1. I can never sleep. My usual is 4-7 hours. I don't even like getting more than 8 hours now, because then I usually feel too sharp. Like I feel really anxious and like my skin is so thin and my "soul" or brain or whatever is pressing on the inside and trying to escape.

2. I wish I could eat the same amount I did. I'm never hungry anymore. The only reason I eat more than I would by myself is that my parents ask me what I've eaten today and say I should eat more food. Yesterday I was content with having a roll and 1/3 of a smoothie. But then I had to have more food. Which is good. I need food.

3. Going along with the feeling too sharp thing, sometimes I feel numb. It's one or the other most days. Like my skin is a foot thick and I just don't feel a ton of emotions.

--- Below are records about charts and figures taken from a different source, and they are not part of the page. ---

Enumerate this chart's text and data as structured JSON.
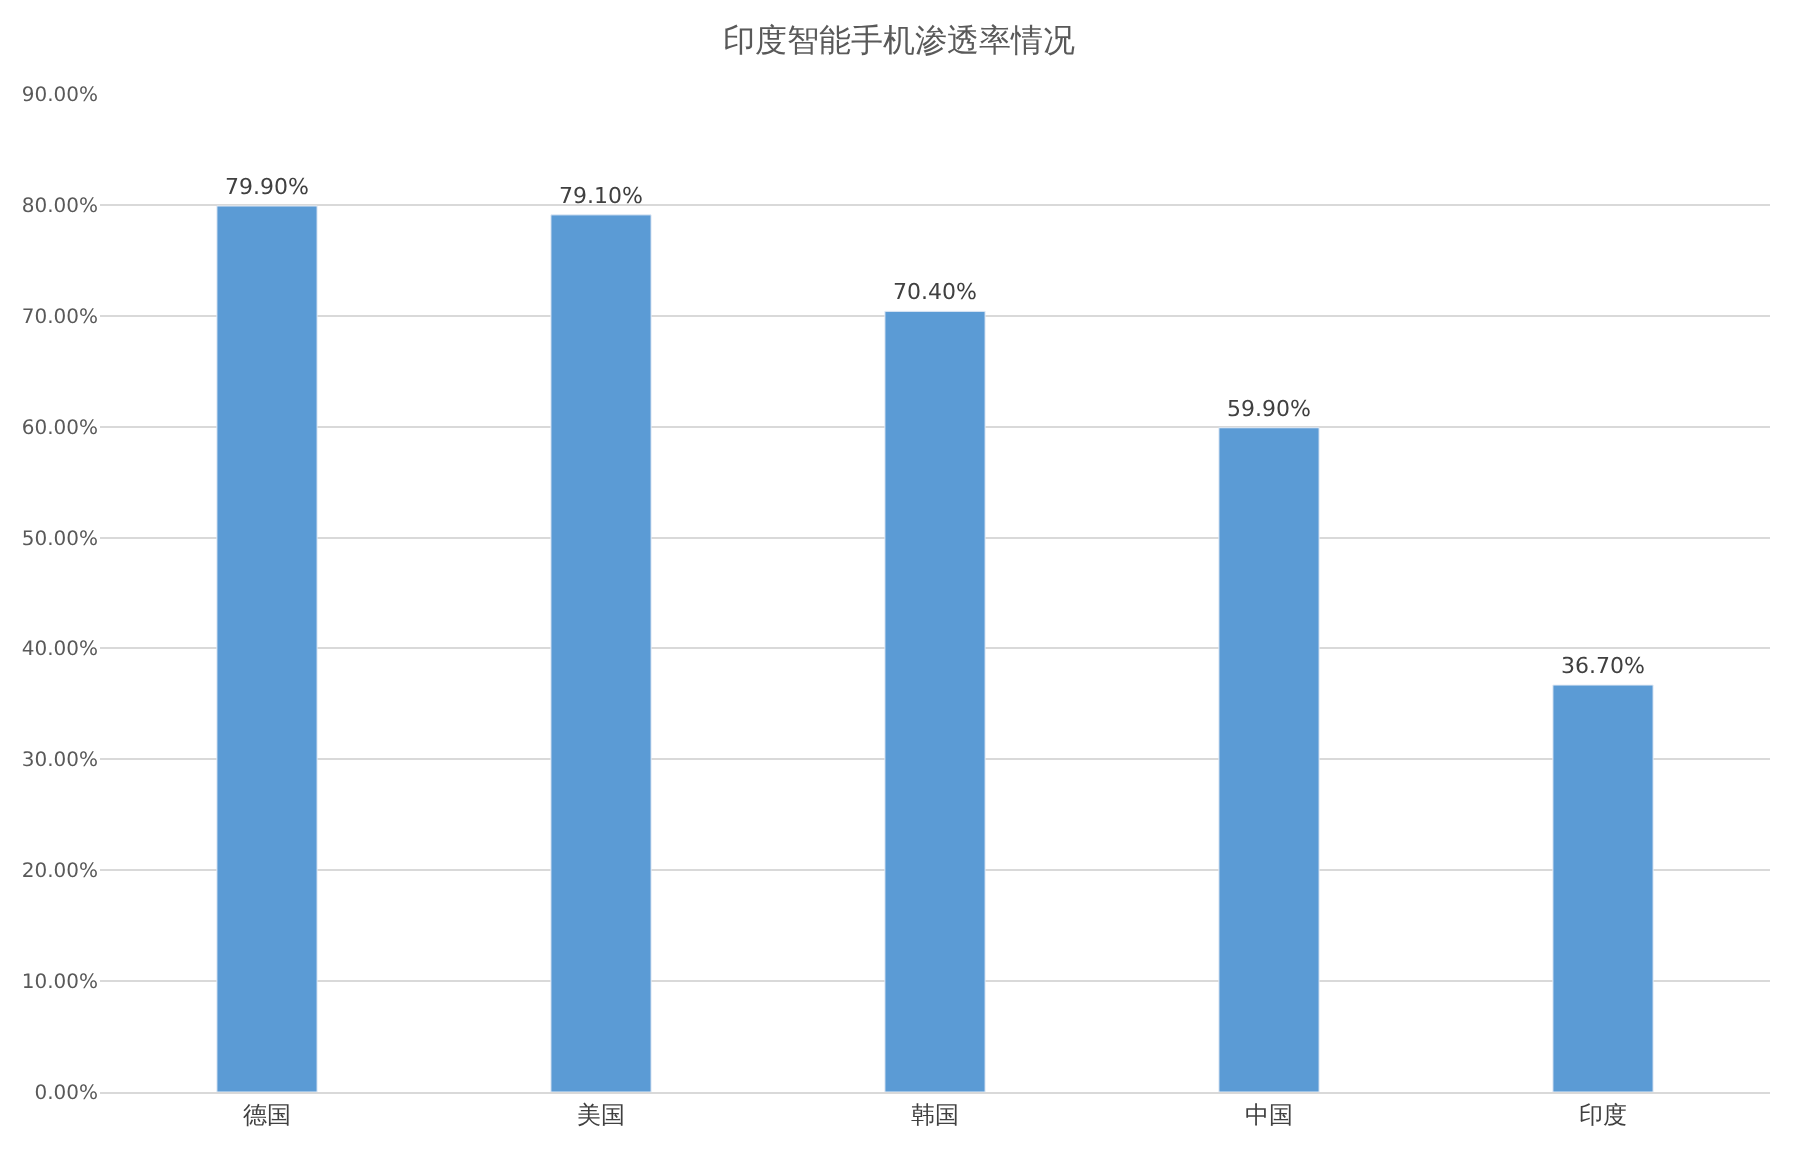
{
  "chart_data": {
    "type": "bar",
    "title": "印度智能手机渗透率情况",
    "categories": [
      "德国",
      "美国",
      "韩国",
      "中国",
      "印度"
    ],
    "values": [
      79.9,
      79.1,
      70.4,
      59.9,
      36.7
    ],
    "value_labels": [
      "79.90%",
      "79.10%",
      "70.40%",
      "59.90%",
      "36.70%"
    ],
    "color": "#5b9bd5",
    "ylim": [
      0,
      90
    ],
    "yticks": [
      {
        "value": 0,
        "label": "0.00%"
      },
      {
        "value": 10,
        "label": "10.00%"
      },
      {
        "value": 20,
        "label": "20.00%"
      },
      {
        "value": 30,
        "label": "30.00%"
      },
      {
        "value": 40,
        "label": "40.00%"
      },
      {
        "value": 50,
        "label": "50.00%"
      },
      {
        "value": 60,
        "label": "60.00%"
      },
      {
        "value": 70,
        "label": "70.00%"
      },
      {
        "value": 80,
        "label": "80.00%"
      },
      {
        "value": 90,
        "label": "90.00%"
      }
    ],
    "grid": "y"
  }
}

That's when I have trouble in school because I don't pay attention in class and then I don't do my homework. It doesn't feel worth it. It's also really hard to pay attention. When I'm numb I don't feel a ton but I usually just feel like I'm going to cry is I feel anything. These waves come and go, and sometimes I'm just mostly numb for a couple weeks and do poorly in school. It's fun.

4. I don't like myself. This might just be a trans thing. I don't like my body, and some days I don't like myself. Everyone is better than me. I don't feel needed. I'm pretty good at a lot of things, but that means there's always someone better. I'm never the one people come to. It just feels like I have two voices fighting in my head, not like schizophrenia, one saying that I terrible at what I'm doing or I'm anoying or a waste. The other says I am worth it, I matter. Guess which is louder 90 percent of the time.

5. In sad a lot of times and I don't draw or play video games as much as I did. I don't want to as much as I did. Kinda self explanatory there.

So there. That's the main reasons I think I may have some form of depression. Disphorias a bitch and that's fun today.

Well, have a good day everyone. Drink a glass of water, give someone a high five and let's get through this day.